The hot deck imputation attempts to find matching records which are similar to records to be imputed with respect to auxiliary matching variables and precedence rules defined by the user. Exact matches are targeted, and if no records are found, Solas will automatically drop the matching variables one by one given the precedence rules until it has found an exact match. The process is completed when an exact match is identified. Whenever several exact matches are found, one can be selected randomly to impute all the missing fields of the record to be imputed. If absolutely no matches are found, a random selection from the entire pool is possible.
The multiple imputation is a repetitive execution of an imputation strategy. It can be applied to both cross-sectional and longitudinal data and many imputation parameters can be controlled by the user. Solas will impute several, say M, values for each missing field. The results can be combined to produce overall estimates with variances for the variables of interest. The User reference manual (Statistical Solutions, 1997) describes the theory well. It states that:
"Solas applies an implicit model approach (using a logistic regression model) based on propensity scores and an approximate Bayesian bootstrap to generate the imputations. The multiple imputations are independent repetitions from a posterior predictive distribution for the missing data given the observed data."
The current mean is one of the two estimator functions. It consists of imputing the missing values with the basic mean of the other records in the imputation class. For ordered categorical variables, the mode is used. The historical imputation is the second estimator type imputation. It simply imputes the value from the previous data period, with no transformation. The value is copied as is. Solas provides the capability to define a weighting variable, referred to as a "case frequency variable". As its name suggests, the weights are defined for each record. A weighted observation will be processed by Solas as repetitions of an original observation.
The Solas system works on IBM compatible personal computers with 80-486 or higher processors. It can read and write data in different formats including ASCII, SAS, DBase, FoxPro Paradox, Excel, Lotus, BMDP, and others. The system can be installed by almost any user, with no support required. Its interface is user-friendly and the help function is quite complete.

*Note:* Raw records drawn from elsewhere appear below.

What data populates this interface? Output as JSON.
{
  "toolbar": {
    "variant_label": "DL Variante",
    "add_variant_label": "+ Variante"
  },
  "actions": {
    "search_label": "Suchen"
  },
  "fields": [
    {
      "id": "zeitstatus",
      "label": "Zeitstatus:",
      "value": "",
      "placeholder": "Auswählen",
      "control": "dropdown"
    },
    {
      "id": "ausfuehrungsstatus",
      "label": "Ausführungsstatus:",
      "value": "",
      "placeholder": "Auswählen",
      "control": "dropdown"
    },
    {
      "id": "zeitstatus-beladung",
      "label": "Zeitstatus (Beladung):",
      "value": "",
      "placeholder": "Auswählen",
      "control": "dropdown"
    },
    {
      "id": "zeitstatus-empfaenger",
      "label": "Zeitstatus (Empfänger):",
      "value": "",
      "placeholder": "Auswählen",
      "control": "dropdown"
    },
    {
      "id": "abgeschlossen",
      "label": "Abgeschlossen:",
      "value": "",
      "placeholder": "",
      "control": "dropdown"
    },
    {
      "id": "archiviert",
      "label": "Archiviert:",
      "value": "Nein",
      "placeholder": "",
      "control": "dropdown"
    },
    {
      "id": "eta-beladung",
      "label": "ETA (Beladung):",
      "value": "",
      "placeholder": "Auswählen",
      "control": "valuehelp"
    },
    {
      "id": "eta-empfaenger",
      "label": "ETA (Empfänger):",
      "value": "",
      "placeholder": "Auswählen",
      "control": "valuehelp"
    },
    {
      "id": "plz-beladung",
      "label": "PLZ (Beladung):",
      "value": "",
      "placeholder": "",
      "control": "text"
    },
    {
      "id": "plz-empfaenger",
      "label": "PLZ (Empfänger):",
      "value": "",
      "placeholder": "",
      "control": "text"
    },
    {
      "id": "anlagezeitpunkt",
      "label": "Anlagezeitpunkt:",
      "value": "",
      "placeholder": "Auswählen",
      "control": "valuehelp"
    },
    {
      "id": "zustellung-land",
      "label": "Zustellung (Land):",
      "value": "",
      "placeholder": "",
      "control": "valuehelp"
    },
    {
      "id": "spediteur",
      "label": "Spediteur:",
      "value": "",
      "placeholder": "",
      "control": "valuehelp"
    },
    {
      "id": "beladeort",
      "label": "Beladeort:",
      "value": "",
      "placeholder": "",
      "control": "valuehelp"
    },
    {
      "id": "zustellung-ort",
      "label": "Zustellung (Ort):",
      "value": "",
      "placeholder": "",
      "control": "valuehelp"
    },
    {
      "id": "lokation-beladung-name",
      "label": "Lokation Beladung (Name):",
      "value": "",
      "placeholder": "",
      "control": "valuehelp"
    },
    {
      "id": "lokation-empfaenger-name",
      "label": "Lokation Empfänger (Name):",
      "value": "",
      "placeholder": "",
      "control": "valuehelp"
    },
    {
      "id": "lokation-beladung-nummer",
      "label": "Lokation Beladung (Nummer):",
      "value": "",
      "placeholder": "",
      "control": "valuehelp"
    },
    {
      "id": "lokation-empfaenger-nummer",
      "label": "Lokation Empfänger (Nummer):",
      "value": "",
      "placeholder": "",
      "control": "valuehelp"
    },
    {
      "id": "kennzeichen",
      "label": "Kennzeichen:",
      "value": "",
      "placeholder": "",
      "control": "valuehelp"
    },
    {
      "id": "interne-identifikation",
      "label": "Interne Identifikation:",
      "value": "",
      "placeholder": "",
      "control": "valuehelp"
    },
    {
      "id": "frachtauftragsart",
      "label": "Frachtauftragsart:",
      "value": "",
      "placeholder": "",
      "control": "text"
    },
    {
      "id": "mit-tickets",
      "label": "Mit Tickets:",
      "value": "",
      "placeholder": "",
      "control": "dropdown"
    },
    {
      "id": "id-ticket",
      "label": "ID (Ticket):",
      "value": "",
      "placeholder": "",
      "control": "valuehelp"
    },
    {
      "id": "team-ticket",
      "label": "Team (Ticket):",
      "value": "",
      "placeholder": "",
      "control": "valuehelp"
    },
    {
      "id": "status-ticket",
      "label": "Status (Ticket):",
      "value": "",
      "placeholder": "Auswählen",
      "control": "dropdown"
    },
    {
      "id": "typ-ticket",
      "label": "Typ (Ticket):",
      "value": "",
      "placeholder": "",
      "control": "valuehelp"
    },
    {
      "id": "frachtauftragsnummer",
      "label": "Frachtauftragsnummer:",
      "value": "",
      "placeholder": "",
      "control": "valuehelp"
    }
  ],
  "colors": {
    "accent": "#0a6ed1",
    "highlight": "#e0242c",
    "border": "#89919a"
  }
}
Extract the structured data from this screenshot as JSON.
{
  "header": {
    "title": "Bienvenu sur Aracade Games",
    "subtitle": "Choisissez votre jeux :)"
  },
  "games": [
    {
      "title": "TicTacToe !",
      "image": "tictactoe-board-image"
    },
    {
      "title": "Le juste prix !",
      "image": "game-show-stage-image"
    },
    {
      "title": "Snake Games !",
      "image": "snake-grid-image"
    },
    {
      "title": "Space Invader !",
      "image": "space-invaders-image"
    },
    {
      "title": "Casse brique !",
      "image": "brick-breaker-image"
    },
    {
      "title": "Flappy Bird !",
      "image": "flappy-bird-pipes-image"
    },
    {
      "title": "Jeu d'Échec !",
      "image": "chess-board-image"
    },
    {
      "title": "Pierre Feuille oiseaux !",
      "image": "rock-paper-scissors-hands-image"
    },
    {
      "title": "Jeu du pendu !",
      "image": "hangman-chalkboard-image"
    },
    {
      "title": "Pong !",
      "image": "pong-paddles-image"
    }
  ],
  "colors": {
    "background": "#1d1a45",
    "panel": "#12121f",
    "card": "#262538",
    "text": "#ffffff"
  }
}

Solas presents a good multiple imputation function with many control options for that method. The nice graphical interface of the system represents another good aspect. Solas is easy to install and user-friendly. Its on-line help function is adequate for the functionality Solas provides. Once imputation is completed, a copy of the resulting data sheet appears on the screen. The imputed values are shown in blue, in contrast to the reported values which appear in black. Finally, the small size and the portability of the system makes it very practical. Empirical evaluations have shown that the system is relatively quick.
The functionality aside from the multiple imputation is very basic. There is no control on the number of required records from which the information is extracted to perform the group mean or the donor imputation. The historical method includes no control on the imputation status of the historical information before its use in the process. The imputation techniques cannot be used in sequence. If missing values are still present after imputation is applied, the user must manually submit another run of Solas with a different method to complete the data set. Finally, no imputation summary report is produced after the imputation has been completed. Solas is mostly recommended for biostatisticians. It is less appropriate for complex surveys where we observe high numbers of variables linked together with complex relationships.
Rubin, D.B. (1978). "Multiple imputations in Sample Surveys - A Phenomenological Bayesian Approach to Nonresponse". Proceedings of the Section on Survey Research Methods, American Statistical Association.
Statistical Solutions, (1997). "Solas For Missing Data Analysis 1.1: User Reference". Cork, Ireland, Statistical Solutions Inc.